Indian Cooking, like any other cuisine, has its own list of cooking techniques and equipment that are needed to get things working in the kitchen. To follow the recipes, it is essential to understand the terms. Several recipe writers feel that a little gets lost in the translation to English, and they use the original terms.

We naturally have tools of the trade, and the list that I have here is more practical for the twenty-first century lifestyle rather than what used to be found 4,000 years ago.

Basic Techniques of Indian Cooking

Bhapa: This technique is simply steaming, usually in banana leaves or in foil. This is used in Eastern India and other parts of India for fish and vegetables.

Bhunao/Kasha: This is the process of cooking mainly rich meat dishes in a onion spice base on low heat stirring frequently for a very long time.

Bagar/Chowk or Sambara: This is the process of tempering foods with the final addition of spices and ghee. It is used for most lentil dishes.

Dum-Pukth: This is cooking in a sealed steam pot, this method is typical of the cooking of Lucknow and is used for rice dishes such as biryanis and pillaus.

Talna: This is the term for frying both deep and shallow. Tikkis and kababs are cooked this way.

Sekhna – is the process of pan roasting for nuts and griddle breads.


Stocking the Indian Kitchen

Indian cooking evolved in a quieter world where there was more time and help for the kitchen. It would not make much sense in today's modern Indian or a Western kitchen to attempt to mimic the cookware and tools that existed in the original Indian Kitchen. I will therefore give you a list of items that I think are practical and useful for everyday Indian Cooking.

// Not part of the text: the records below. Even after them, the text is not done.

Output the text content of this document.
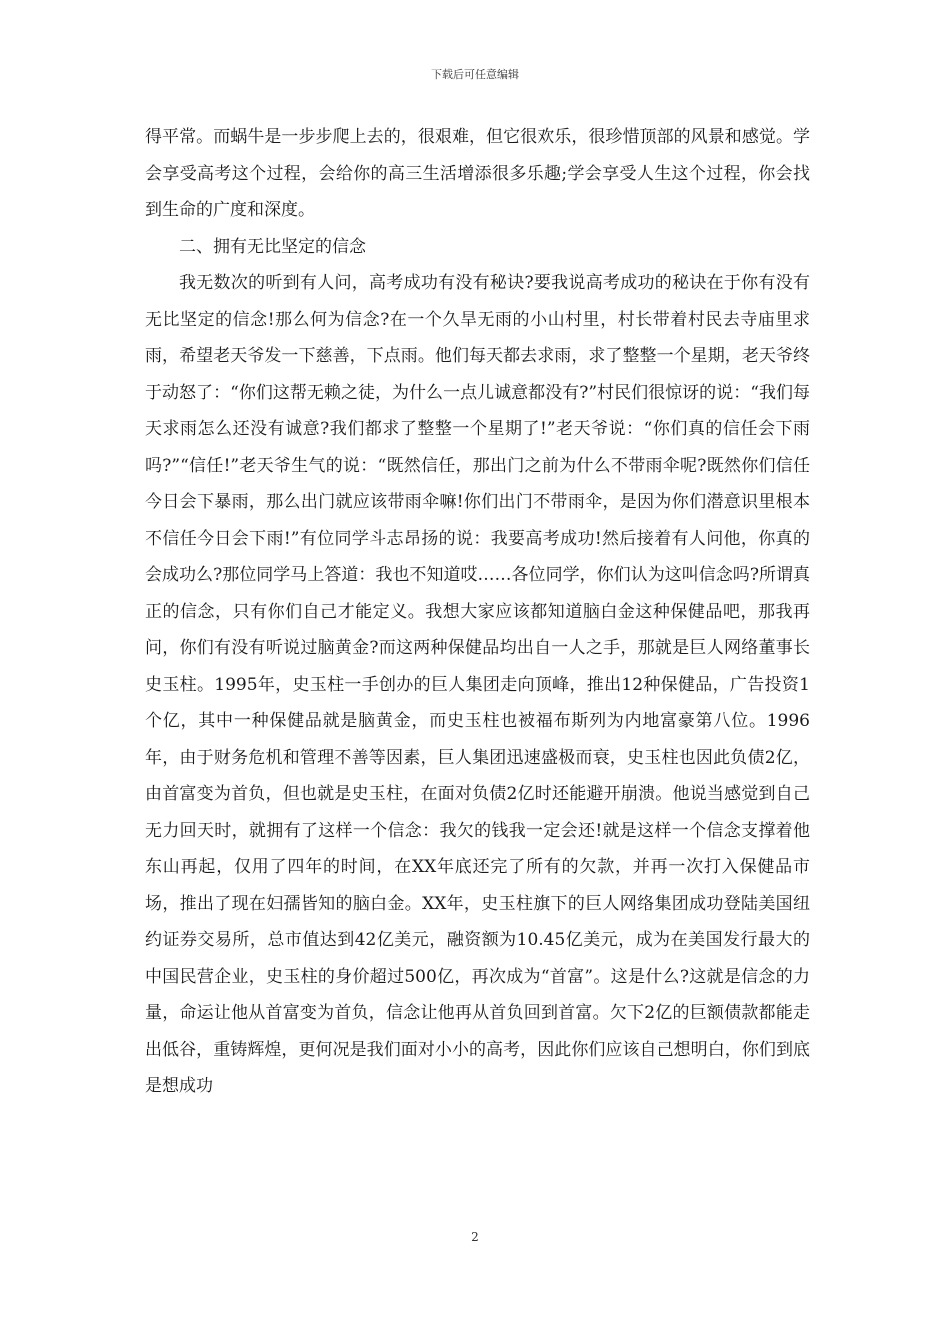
下载后可任意编辑

得平常。而蜗牛是一步步爬上去的，很艰难，但它很欢乐，很珍惜顶部的风景和感觉。学会享受高考这个过程，会给你的高三生活增添很多乐趣;学会享受人生这个过程，你会找到生命的广度和深度。

二、拥有无比坚定的信念

我无数次的听到有人问，高考成功有没有秘诀?要我说高考成功的秘诀在于你有没有无比坚定的信念!那么何为信念?在一个久旱无雨的小山村里，村长带着村民去寺庙里求雨，希望老天爷发一下慈善，下点雨。他们每天都去求雨，求了整整一个星期，老天爷终于动怒了：“你们这帮无赖之徒，为什么一点儿诚意都没有?”村民们很惊讶的说：“我们每天求雨怎么还没有诚意?我们都求了整整一个星期了!”老天爷说：“你们真的信任会下雨吗?”“信任!”老天爷生气的说：“既然信任，那出门之前为什么不带雨伞呢?既然你们信任今日会下暴雨，那么出门就应该带雨伞嘛!你们出门不带雨伞，是因为你们潜意识里根本不信任今日会下雨!”有位同学斗志昂扬的说：我要高考成功!然后接着有人问他，你真的会成功么?那位同学马上答道：我也不知道哎……各位同学，你们认为这叫信念吗?所谓真正的信念，只有你们自己才能定义。我想大家应该都知道脑白金这种保健品吧，那我再问，你们有没有听说过脑黄金?而这两种保健品均出自一人之手，那就是巨人网络董事长史玉柱。1995年，史玉柱一手创办的巨人集团走向顶峰，推出12种保健品，广告投资1个亿，其中一种保健品就是脑黄金，而史玉柱也被福布斯列为内地富豪第八位。1996年，由于财务危机和管理不善等因素，巨人集团迅速盛极而衰，史玉柱也因此负债2亿，由首富变为首负，但也就是史玉柱，在面对负债2亿时还能避开崩溃。他说当感觉到自己无力回天时，就拥有了这样一个信念：我欠的钱我一定会还!就是这样一个信念支撑着他东山再起，仅用了四年的时间，在XX年底还完了所有的欠款，并再一次打入保健品市场，推出了现在妇孺皆知的脑白金。XX年，史玉柱旗下的巨人网络集团成功登陆美国纽约证券交易所，总市值达到42亿美元，融资额为10.45亿美元，成为在美国发行最大的中国民营企业，史玉柱的身价超过500亿，再次成为“首富”。这是什么?这就是信念的力量，命运让他从首富变为首负，信念让他再从首负回到首富。欠下2亿的巨额债款都能走出低谷，重铸辉煌，更何况是我们面对小小的高考，因此你们应该自己想明白，你们到底是想成功

2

Indian Pots, Pans and Spoons

Karahi or the Indian Wok: This is usually a smaller cast iron wok shaped pot. The shape of this is extremely useful for deep frying since it transmits the heat evenly.

Tawa or flat heavy griddle or pan: A good hard anodized one is especially useful for tikkis, Indian flatbreads and pancakes.

A small heavy bottomed skillet: This is useful for dry roasting the spices. The appropriate way to roast the spices is to do them in small batches and for a few minutes.

A steamer or steaming pot: There are several dishes especially in south India cuisine that need to be steamed, a good pot that allows for this is immensely useful.

A crock pot: I find this immensely helpful for stews that need a lot of slow cooking time. It retains the flavors and lets the stew simmer without any attention.

A Pressure cooker: This on the converse end of a crock pot cuts down cooking time tremendously for beans and other items that take a long time to cook.

Sarashi: A pair of metal tongs, these are useful for turning breads and other hot foods.

Jhajri – A metal turner with holes, this is round, it is useful for frying since it allows you to drain the oil.

Kitchen Appliances for the Indian Kitchen:

Basic Food Processor: Indian cooking entails an enormous amount of chopping, pureeing and pasting. This device is worth its weight in gold in the time it saves.

Mortar and Pestle: A good marble mortar and pestle is useful for the coarse grinding of spices and herbs.

Coffee Grinder: A coffee grinder is essential for making spice powders and good Indian cooking is incomplete without the same.

This is not an overwhelming list for such a complex cuisine. The rest is up to you!